Mein Kollegium konnte mit diese eher esoterische Betrachtung nichts anfangen und sah darin also auch keine Herausforderung. Es litt auch viel mehr als ich unter dieser Konstellation, es oft nur auszuhalten, was sich dort zutrug und am Ende war ich der letzte, der nicht gekündigt hatte oder Langzeitkrank geworden war, ganz im Gegenteil, aus dieser Zeit nahm ich als Geschenk dieses Quartetts eine Resilienz in mein künftiges Leben, in dem ich nun, nach über 10 Jahren auf ganze 6 Krankheitstage zurückblicke, wovon 3 auf ambulante Eingriffe entfallen, nach deren Narkose noch zu arbeiten mir schon aus versicherungsrechtlichen Gründen nicht erlaubt worden wäre und wenn ich dem noch hinzufüge, dass sich dies um meinem 50. Geburtstag ereignete, ließe sich euch natürlich ein Bär aufbinden, der gut in den Baum auf dem Foto hinein passte, doch ist es so verifiziert in meiner Personalakte und daher für statistische Vergleich mit ähnlichen Situationen und Lebensaltern zu gebrauchen, nicht schlecht für einen alten Sack, sagt selbst, der an die Kraft der Märchen glaubt, und mitunter an Garnverschluss laboriert und seinen Faden verliert, wie hier grad…

 

..ach ja, die Geister der Vergangenheit.
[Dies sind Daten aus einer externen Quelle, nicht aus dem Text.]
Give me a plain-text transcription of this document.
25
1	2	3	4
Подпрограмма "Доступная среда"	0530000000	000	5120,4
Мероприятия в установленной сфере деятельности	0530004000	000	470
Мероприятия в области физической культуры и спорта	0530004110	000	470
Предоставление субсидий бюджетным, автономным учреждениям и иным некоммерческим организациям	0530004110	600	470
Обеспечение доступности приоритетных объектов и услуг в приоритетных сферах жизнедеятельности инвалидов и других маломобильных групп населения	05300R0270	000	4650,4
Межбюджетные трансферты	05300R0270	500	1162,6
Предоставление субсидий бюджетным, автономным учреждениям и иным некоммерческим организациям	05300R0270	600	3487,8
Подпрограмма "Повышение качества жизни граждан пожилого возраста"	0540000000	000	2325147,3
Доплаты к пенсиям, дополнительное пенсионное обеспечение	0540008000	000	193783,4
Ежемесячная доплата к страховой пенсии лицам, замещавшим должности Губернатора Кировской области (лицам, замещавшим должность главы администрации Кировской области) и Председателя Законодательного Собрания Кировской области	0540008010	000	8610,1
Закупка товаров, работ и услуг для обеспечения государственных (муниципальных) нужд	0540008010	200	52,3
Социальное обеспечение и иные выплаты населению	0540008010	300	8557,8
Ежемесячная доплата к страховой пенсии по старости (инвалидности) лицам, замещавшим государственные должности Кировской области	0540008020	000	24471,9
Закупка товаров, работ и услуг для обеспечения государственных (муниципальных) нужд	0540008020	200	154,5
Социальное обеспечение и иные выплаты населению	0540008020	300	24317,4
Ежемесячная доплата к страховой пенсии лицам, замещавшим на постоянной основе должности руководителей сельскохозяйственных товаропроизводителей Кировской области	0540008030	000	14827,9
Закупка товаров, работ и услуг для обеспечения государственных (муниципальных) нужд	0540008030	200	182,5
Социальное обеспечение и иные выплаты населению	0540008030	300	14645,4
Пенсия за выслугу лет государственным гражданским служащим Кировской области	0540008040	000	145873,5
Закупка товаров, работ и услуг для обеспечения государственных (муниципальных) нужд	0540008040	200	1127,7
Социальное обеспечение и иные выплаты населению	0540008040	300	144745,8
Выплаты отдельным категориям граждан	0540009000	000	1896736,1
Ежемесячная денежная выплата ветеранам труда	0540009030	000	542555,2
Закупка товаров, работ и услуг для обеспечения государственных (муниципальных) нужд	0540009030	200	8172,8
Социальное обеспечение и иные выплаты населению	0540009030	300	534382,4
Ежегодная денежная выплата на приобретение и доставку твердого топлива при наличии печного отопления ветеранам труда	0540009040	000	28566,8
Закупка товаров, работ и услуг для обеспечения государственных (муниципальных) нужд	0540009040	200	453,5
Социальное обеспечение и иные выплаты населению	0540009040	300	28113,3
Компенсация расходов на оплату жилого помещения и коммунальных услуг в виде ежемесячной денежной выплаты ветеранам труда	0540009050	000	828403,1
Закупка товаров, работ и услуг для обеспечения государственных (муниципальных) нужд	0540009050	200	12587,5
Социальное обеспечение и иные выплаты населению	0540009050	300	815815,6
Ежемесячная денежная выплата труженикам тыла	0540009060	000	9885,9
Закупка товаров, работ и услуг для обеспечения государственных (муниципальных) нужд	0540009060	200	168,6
Manchmal geben sie, manchmal nehmen sie (von irgendwas muss sich ja deren Existenz speisen).

 

Es liegt in unserer Freiheit damit umzugehen im Labor unseres Alltags.

 

Und von den Sufis rührt ein Sprichwort her, nachdem diejenigen am glücklichsten sind, die am meisten vergeben haben. (und lese und staune, die Wissenschaft, die dies erforscht, gibt ihnen hier sogar recht…)

 

 

 

Machen wir unseren furchtsamen Geistern also Mut, mit Reue, wenn es denn sein soll, aber ohne Furcht davor heimzukehren.